Thanks to the RCL59 emulator on my iPhone I have finally, after 40 years, been able to inspect the Master Library Pgm 02 code for solving simultaneous linear equations and matrix inversion. All I can say is that apparently not much time has been spent on it, so I set out to see if I could improve upon it.
Some thoughts:
dot products
dot products are inherently faster than axpy operations, because they use less STO instructions, and the way the axpy operation was implemented was very inefficient.
Pgm 02 contained two dot product subroutines (one forward, one backward), but they are not used in the LU-factorisation.
My version uses a single dot routine, used everywhere.
unrolled loops
.max order = 9, so max dot length = 8
.speed improvement is about 11%, while it requires 100 extra steps. That does not seem worthwhile.
permutation register
.max order = 9, so permutations can be kept in 1 reg
.i.o. 1..n, keep delta
.this allows solving a 9x9 system, and a faster inversion algorithm
UXL inversion
Pgm 02 calculates the inverse from the LU-factorisation as inv(U)*inv(L).
So it essentially performs three steps:
- invert U
- invert L
- multiply U*L
The fourth step (re-arranging the columns according to the permutations) is done reading out the columns of the inverted matrix, and is not included in the timing estimates of Pgm 02
UXL inversion calc's X=inv(A) straight away, a row and col at a time, making max use of the dot product's speed and efficiency. It uses a work vector of length n, effectively overwriting the vector b if present
HIR
HIR's 7 and 8 are used. Moreover, the determinant is no longer in REG 06, but in HIR 08, as REG 06 now contains the permutations. As before, though, R07 contains n and R08 the first element of the matrix.
interface
In keeping with the 'minimal' interface, I decided to simplify it even further.
A: input order n
B: input column. column 0 or n+1 is considered the vector b. This allows
entering A and b together, then executing D' to solve.
B' output column (idem for col 0 or n+1)
C: determinant
D: solve, returns 0
D': det+solve, returns 0
E: invert, returns 1
E': det + inverse, returns det
D' and E' will return a flashing 0 when the determinant is zero.

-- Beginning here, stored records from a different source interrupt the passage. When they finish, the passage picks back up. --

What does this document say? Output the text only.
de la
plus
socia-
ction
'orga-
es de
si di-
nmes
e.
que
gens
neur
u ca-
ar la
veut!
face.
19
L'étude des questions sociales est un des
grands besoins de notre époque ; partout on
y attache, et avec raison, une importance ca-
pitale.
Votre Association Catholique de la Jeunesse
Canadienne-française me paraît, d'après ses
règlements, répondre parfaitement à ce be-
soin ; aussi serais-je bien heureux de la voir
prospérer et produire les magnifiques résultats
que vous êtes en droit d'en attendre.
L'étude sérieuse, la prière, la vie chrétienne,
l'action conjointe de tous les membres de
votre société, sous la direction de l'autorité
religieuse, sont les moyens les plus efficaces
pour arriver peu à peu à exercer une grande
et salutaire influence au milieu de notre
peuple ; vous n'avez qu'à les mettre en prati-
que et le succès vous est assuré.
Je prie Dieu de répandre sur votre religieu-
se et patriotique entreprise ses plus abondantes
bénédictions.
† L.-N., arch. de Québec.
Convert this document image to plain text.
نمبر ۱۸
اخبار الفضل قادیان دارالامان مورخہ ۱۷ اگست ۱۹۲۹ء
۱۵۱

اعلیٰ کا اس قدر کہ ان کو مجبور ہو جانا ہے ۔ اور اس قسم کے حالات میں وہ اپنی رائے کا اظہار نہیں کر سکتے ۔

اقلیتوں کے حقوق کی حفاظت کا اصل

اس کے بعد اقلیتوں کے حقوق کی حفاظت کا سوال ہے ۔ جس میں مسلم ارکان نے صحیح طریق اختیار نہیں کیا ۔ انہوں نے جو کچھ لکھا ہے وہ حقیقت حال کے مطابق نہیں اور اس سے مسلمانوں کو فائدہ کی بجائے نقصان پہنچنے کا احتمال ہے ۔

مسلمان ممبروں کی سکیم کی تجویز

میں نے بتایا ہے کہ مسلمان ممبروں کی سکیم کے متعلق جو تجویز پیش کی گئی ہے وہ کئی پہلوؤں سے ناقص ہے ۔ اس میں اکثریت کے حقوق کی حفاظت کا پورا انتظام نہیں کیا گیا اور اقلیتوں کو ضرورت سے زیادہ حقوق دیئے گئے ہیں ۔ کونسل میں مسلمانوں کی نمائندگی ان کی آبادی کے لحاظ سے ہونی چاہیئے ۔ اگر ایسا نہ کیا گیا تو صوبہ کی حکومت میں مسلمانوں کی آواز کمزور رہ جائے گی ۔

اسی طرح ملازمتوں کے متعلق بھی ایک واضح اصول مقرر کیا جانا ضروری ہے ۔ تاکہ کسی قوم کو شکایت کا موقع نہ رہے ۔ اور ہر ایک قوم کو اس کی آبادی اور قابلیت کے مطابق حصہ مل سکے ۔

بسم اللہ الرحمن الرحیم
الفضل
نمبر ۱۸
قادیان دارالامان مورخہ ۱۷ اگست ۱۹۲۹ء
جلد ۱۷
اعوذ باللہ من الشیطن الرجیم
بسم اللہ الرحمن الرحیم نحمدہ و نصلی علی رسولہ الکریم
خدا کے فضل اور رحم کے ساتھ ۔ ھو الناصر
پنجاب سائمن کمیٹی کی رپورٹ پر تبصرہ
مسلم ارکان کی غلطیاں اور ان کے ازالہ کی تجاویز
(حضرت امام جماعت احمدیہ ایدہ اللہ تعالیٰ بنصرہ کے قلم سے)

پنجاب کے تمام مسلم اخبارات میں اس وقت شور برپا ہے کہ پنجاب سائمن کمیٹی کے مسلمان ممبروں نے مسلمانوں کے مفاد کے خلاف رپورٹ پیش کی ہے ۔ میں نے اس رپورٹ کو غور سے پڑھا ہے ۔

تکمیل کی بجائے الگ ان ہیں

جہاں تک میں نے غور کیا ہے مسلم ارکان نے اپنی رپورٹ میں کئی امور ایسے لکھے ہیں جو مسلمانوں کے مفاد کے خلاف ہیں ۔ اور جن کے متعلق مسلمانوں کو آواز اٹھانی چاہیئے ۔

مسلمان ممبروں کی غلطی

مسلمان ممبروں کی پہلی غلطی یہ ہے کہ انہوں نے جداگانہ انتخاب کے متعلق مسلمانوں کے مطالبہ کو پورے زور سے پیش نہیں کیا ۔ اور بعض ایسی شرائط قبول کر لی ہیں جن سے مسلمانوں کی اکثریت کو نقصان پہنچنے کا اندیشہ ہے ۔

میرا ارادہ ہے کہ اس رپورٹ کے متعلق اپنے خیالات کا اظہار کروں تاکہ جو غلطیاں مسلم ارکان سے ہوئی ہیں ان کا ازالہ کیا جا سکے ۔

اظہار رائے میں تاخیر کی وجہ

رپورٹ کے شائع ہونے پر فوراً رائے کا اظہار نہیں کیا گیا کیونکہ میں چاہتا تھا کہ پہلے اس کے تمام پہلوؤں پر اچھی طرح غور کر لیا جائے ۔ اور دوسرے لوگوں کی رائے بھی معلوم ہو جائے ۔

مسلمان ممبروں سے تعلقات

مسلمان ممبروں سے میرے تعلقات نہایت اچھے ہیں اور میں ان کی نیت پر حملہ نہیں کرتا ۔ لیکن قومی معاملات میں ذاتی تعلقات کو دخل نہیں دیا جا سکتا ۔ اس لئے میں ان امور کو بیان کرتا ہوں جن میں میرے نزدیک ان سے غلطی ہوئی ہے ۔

D, D' and E allow reading out the solution x or the inverse matrix by R/S
results
- 640 steps instead of 898, through code re-use
- linear equations up to and including 9x9 systems
- Determinant and LU-decomposition more than 3x faster
- Inversion 2x faster
Speed improvements due to inner loop optimisation.
This does not even take into account that the original code did not put the columns in order after linear equation solve or inversion; rather, the output code showed the entries in the correct order. My version applies the permutations as well, before readout.
The speeds are measured with RCL59 on my iPhone and may bear no relation to the true speeds. (ie. it is not certain that on a real 58/59 the speed improvements would be the same)
See the attached Excel for the code and some colourful aids if you want to understand the code in detail.